Using Whimsical, we iterated on a single "mid-call" view. This is the point at which a sales rep is automatically connecting with customers, reading and filling out scripts, and taking note of previous calls. Focussing on this one major touch point allowed design to be nimble and act as a supportive informant with the dev team when edge cases were brought up during testing.

3 – UI Implementation
Figma
Moving from abstracted flows to high-level user interface prototyping happens after we all approve the general flow. I typically rely on a proven design system to work within for start-up companies that lack strong marketing design or branding.
I started with a Figma design system that captures all your basic web functionality: buttons, forms, tables, calendars, etc. From there we applied some custom styling to give it a unique flavor (a product utilizing material design typically looks like a Google product). This is just a baseline to get us a head-start. The design process uncovers the product's unique approach to customer problem solving where we invest most of our design time.

Prototype Examples
Some clients prefer to have a near 1:1 prototype that covers almost everything in a single view, however I often suggest taking it flow by flow. Below are two live examples of feature prototypes I developed based on our Whimsical UX work.

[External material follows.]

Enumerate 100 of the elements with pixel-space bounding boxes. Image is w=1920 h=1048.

SMS Broadcasting / Custom Threading
4 – In Summary
For three months I led Autoreach design by defining features, creating requirement documentation, developing a design system, and delivered over 15 individual flows for two major functions of the product. The project is still ongoing and his team is currently implementing the design.
We're eager to begin testing with real sales reps and continue to develop and refine the product as a whole. I'm confident that Rich and his team can take the baton and run knowing they have a strong design foundation to build on.